Red Canzian, considerato per coincidenza o no il “bello dei Pooh”, ha portato in scena quest'anno Casanova Operapop (vincitore del Premio Flaiano a luglio), dal romanzo di Giacomo Casanova; un miracolo di ostinazione e inventiva, che vede ormai il traguardo delle 90 repliche (con tante richieste ancora, in Italia e all’estero) e presentato in versione lungometraggio fuori concorso alla Mostra del cinema di Venezia. Un'altra scommessa vinta, come il ritorno sul palco insieme agli Amici per sempre, come diceva la canzone. Dopo Sanremo e gli stadi, ora l'Arena di Verona e ancora un tour nei palazzetti (quasi ovunque sold out) che porterà i Pooh su e giù per l'Italia. Cosa li ha spinti a tornare insieme dopo la rottura del 2016 che celebrava i 50 anni di carriera? “L'amore del pubblico ci ha travolto”, spiega il bassista e voce della band, che ci riserva poi una lunga serie di aneddoti...
Red, com'è nata l'idea del film su Casanova?
“A convincermi sono stati i messaggi delle persone che non lo avevano visto, eppure abbiamo fatto 88 repliche. Nel frattempo a Roma Carlo Vanzina suggeriva: sai che il tuo spettacolo ha un taglio cinematografico? E così è andata”.
Bando alla modestia: s'aspettava questo successo?
“Ci speravo, come in ogni lavoro, ma essendo un assoluto principiante in tale ambito, non lo immaginavo. Il merito è della gente, che è stata molto benevola e ha permesso allo spettacolo di diventare il successo teatrale dell'anno”.
Qual è, se c’è, il segreto del trionfo?
“Venezia è meravigliosa e crea una suggestione già particolare, supportata dalle immagini di realtà immersiva. Per non parlare della storia: Casanova perde il suo ruolo di tombeur de femmes e diventa un uomo che per amore cambia la sua vita. Che dire poi dei 120 costumi realizzati da Stefano Nicolao, che riempiono la scena, e la musica realizzata con l'orchestra sinfonica…”.
Si sente un po' Casanova? Detto “il bello dei Pooh”...
(Se la ride). “Non ho mai contato su quest'aspetto; più che donnaiolo col tempo sono diventato come il mio Casanova, uomo di scienza, poeta, e persino spia a protezione di Venezia.
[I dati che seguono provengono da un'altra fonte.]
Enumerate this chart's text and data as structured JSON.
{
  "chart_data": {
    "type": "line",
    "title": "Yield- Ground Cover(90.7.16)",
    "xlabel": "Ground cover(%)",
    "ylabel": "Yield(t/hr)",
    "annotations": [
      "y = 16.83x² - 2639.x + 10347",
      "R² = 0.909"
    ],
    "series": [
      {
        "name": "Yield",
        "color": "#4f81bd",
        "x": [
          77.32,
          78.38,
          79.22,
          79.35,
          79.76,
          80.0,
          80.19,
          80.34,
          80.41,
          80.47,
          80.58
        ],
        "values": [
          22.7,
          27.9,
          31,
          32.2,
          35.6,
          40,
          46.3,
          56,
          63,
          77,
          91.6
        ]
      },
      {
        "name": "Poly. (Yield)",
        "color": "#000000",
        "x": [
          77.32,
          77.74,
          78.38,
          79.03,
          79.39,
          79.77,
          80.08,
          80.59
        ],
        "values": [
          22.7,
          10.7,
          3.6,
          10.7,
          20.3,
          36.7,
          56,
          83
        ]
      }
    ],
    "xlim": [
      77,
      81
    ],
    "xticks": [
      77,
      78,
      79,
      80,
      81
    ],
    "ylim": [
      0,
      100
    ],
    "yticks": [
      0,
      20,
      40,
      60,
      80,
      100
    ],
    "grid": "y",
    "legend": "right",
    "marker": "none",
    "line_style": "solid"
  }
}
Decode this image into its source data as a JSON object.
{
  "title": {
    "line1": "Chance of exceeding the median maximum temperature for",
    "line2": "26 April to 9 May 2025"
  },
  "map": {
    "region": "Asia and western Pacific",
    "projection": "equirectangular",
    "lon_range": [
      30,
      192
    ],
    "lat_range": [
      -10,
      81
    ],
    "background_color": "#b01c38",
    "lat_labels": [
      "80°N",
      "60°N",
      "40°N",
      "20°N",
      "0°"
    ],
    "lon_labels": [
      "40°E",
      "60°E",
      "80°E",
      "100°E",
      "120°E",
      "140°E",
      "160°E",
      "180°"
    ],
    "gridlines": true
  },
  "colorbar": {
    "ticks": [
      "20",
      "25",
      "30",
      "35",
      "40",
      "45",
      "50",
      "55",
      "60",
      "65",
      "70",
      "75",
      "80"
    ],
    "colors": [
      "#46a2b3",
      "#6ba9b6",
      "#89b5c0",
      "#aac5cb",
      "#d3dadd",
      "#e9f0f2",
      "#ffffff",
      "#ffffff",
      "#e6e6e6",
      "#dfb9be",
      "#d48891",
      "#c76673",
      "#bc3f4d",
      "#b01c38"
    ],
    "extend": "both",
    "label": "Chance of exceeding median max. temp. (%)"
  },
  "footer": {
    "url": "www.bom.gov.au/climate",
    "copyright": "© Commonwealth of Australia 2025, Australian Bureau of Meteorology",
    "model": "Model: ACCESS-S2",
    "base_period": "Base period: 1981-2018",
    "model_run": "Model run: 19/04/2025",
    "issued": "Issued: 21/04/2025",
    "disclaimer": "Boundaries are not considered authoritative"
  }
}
Chi lo impersona nella nostra opera, Gian Marco Schiaretti, è straordinario, e fedele alla nostra storia”.
Un musical anche su altri personaggi?
“Di personaggi forti ce ne sono; penso a Michelangelo o Van Gogh, altro uomo pieno di contrasti, e stimolante da portare in scena”.
Passiamo ai Pooh, la reunion improvvisata è diventata una tournée: che è successo?
“L'amore del pubblico ci ha travolto, e da Sanremo a San Siro abbiamo messo su un'altra ventina di date, compresa l'Arena di Verona, tutte sold out, segno di quanto bene ci vuole la gente”.
Lei che è rockettaro, che dice dei Måneskin?
“Sono straordinari, li ho conosciuti quando suonavano per strada”.
Cioè?
“Un giorno li ho incontrati in via del Corso a Roma: lasciai anche una mancia di 10 euro. Colpito dalla loro personalità e bravura, dobbiamo essere orgogliosi del loro successo”.
Dureranno anche loro 50 anni come i Pooh?
“È una previsione imprevedibile, ma sono talmente capaci che non vedo limiti”.
Ma come se la passa la musica italiana?
“Non amo molto ciò che sento in radio, faccio fatica a capire. Sarà un fatto generazionale? I giovani sono fagocitati da questo sistema usa e getta, compresi i talent: un talento come Marco Mengoni lo scovi ogni 30 anni. Resta il fatto che tra 50 anni non canteremo un pezzo rap ma ancora Sapore di sale”.